There is a journal inside that has mine and Daddy's names on it.
A Father's Journal To His Daughter:
Edward Platt Cullen and Charlize Esmerie Evelyn Cullen
September 13th, 2007
Edward's Letters To Charlize
September 13th, 2007
My Dearest Charlize Esmerie Evelyn:
Today was one of the best days of my life. Today, I watched you come crashing and screaming into the world. There are three special people who share this special day as their birthdays. You, your Mama, and your Poppa Charlie. And for the record, Poppa already told you that you need not ever give him a gift. Your birth is more than enough. As it is for me. It is a day that I will never soon forget and be one of the happiest days of my life. There are not many of those days in my life.
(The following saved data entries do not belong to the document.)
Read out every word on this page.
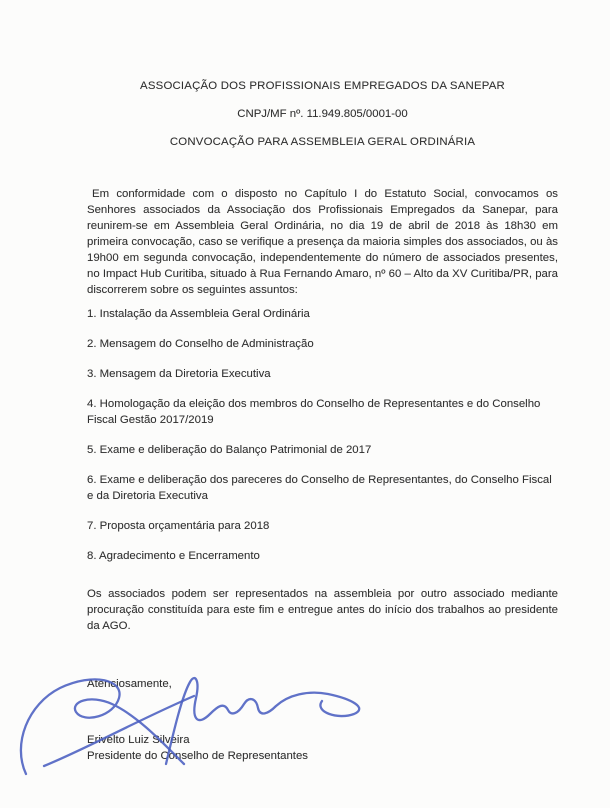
ASSOCIAÇÃO DOS PROFISSIONAIS EMPREGADOS DA SANEPAR

CNPJ/MF nº. 11.949.805/0001-00

CONVOCAÇÃO PARA ASSEMBLEIA GERAL ORDINÁRIA

Em conformidade com o disposto no Capítulo I do Estatuto Social, convocamos os Senhores associados da Associação dos Profissionais Empregados da Sanepar, para reunirem-se em Assembleia Geral Ordinária, no dia 19 de abril de 2018 às 18h30 em primeira convocação, caso se verifique a presença da maioria simples dos associados, ou às 19h00 em segunda convocação, independentemente do número de associados presentes, no Impact Hub Curitiba, situado à Rua Fernando Amaro, nº 60 – Alto da XV Curitiba/PR, para discorrerem sobre os seguintes assuntos:

1. Instalação da Assembleia Geral Ordinária
2. Mensagem do Conselho de Administração
3. Mensagem da Diretoria Executiva
4. Homologação da eleição dos membros do Conselho de Representantes e do Conselho Fiscal Gestão 2017/2019
5. Exame e deliberação do Balanço Patrimonial de 2017
6. Exame e deliberação dos pareceres do Conselho de Representantes, do Conselho Fiscal e da Diretoria Executiva
7. Proposta orçamentária para 2018
8. Agradecimento e Encerramento

Os associados podem ser representados na assembleia por outro associado mediante procuração constituída para este fim e entregue antes do início dos trabalhos ao presidente da AGO.

Atenciosamente,

Erivelto Luiz Silveira

Presidente do Conselho de Representantes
See my little bird, my life has not always been an easy one. My family was involved in a car accident that left my father permanently disabled and unable to walk or care for himself or me. Worse than that, my mommy died while I was in my coma for almost three months. I never got to say goodbye to her. This was when I was seven, just two weeks after my birthday.
I spent the next almost six months in the hospital and then rehab facility to relearn everything I ever learned. I mean everything. Eating, drinking, walking, playing, dressing myself, and personal hygiene. Yeah. That was not a fun time. But I eventually relearned everything.
The car that hit my family's car, t-boned us on the passenger side where my mommy, your Grandma Elizabeth or Lizzy and I were sitting. From what I understand of the accident, it was a drunk driver going too fast and hit us just right. Or wrong. A drunk driver who wanted to die and take people with them. My father found out and somehow arranged to be on the road at the same time and we were hit. Sadly for my father, but thankfully for me, I survived and my father received injuries that he was not expecting.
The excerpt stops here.